Published on FOXNews.com on February 8, 2008.
Hillary Clinton’s decision to lend her presidential campaign $5 million raises a key question: Where did the money come from?
Hillary says it’s all her money. But, is it?
The Clintons had a negative net worth when they left the White House. They had lucrative book deals for their memoirs. Together, they pocketed an estimated $20 million in advances and royalties during the past seven years, before federal and New York state taxes. But, they’ve also spent a lot of it: they’ve purchased two homes valued at over $5 million, commissioned an addition of over $1 million to the D.C. mansion that Hillary shares with her mother, paid over $4 million in legal fees, and, in addition to taxes, presumably paid normal living expenses.
According to Hillary’s financial statements, the remainder of their income, apart from her Senate salary of $162,500, comes from Bill’s speeches (many to foreign audiences and corporations doing business with foreign countries), $3.3 million from InfoUSA (a company reportedly under investigation for providing lists of vulnerable elderly to criminal con artists), and a reported $10 million a year from a partnership with supermarket magnate Ron Burkle and the Emir of Dubai to manage the Sheikh’s investments.
Their substantial income from foreign sources makes it appropriate to ask if the funds now flowing into the Clinton campaign from their joint personal finances are just laundered overseas money which could not be given directly to Hillary’s treasury.
Unlike previous presidential candidates, like Bill, Hillary has refused to release her income tax returns and won’t indicate how much her husband gets from his partnership with the Emir of Dubai. On her disclosure form she only indicates, as required, that it comes to more than $1,000 a year.
But newspaper reports suggest that, in addition to the $10 million given to Bill annually, he is seeking a buyout of his share of the partnership for an additional $20 million. Could that windfall be funding Hillary’s campaign? And, if it is, is the Emir passing money through Bill to help Hillary get elected?
Foreigners are not allowed to contribute to presidential campaigns. But Bill’s 1996 campaign was accused of taking funds from the Chinese government passed through James Riady and through Al Gore’s visit to a Buddhist temple.

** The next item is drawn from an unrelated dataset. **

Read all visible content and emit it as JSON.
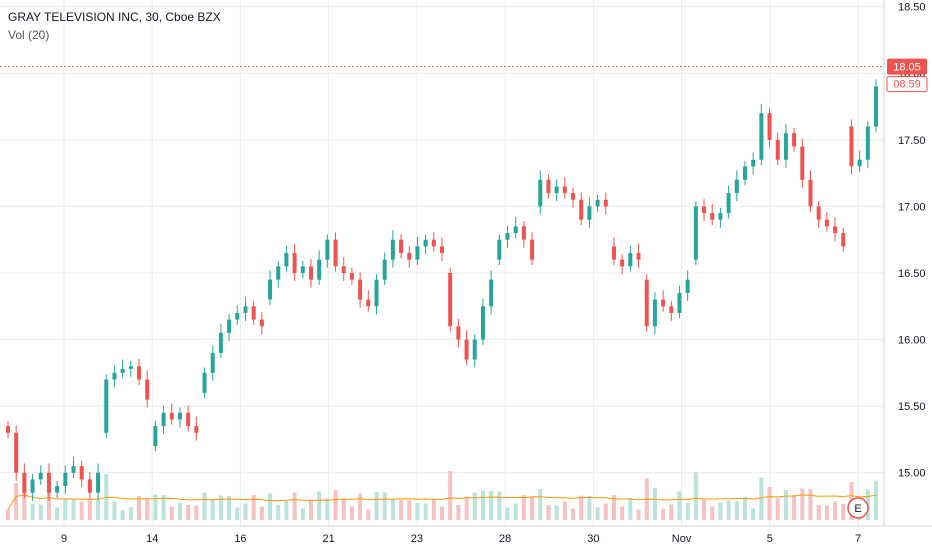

The Emir of Dubai must be smarting from the rejection of his efforts to take over security for key American ports and one can easily imagine that a desire for political acceptance by the next president may have been behind his generosity to Bill Clinton over this decade. Dubai has been gobbling up U.S. businesses. It recently bought a 20 percent stake in Nasdaq, Barney’s, Loehmann’s, it bought the Essex House Hotel, a 4 percent stake in Chrysler, a $5 million stake in MGM Mirage. In other words, Dubai is here to stay and may need help and permission for further investments from the federal government. Is it too much of a leap to speculate that the Emir might want to protect his investment by buying out Bill so that he can lend much needed cash to Hillary at a crucial moment in her campaign?
Especially at a time when Dubai and other foreign sovereign wealth funds are seeking to buy significant shares of cash-poor American banks, the major infusion of money into the Clinton campaign from the Middle East could become an important campaign issue.
Hillary and Bill could clear all this up by simply releasing the details of their personal finances as it was once customary for candidates to do. Unlike Mitt Romney who is funding his campaign with personal wealth that is both inherited and amassed over the years, the Clintons’ wealth is of very recent origin and much of it may represent the fruits of influence seeking by wealthy foreigners like the Emir of Dubai.
As long as Hillary and Bill’s personal finances were, indeed, personal, questions about the source of their newfound wealth were on the periphery of the campaign. But now that this personal money is funding her campaign, voters are entitled to answers about what they made from who and where the $5 million comes from.
It’s time for the Clintons to release their tax returns – as Obama has done – and disclose all of the contributors to the Library.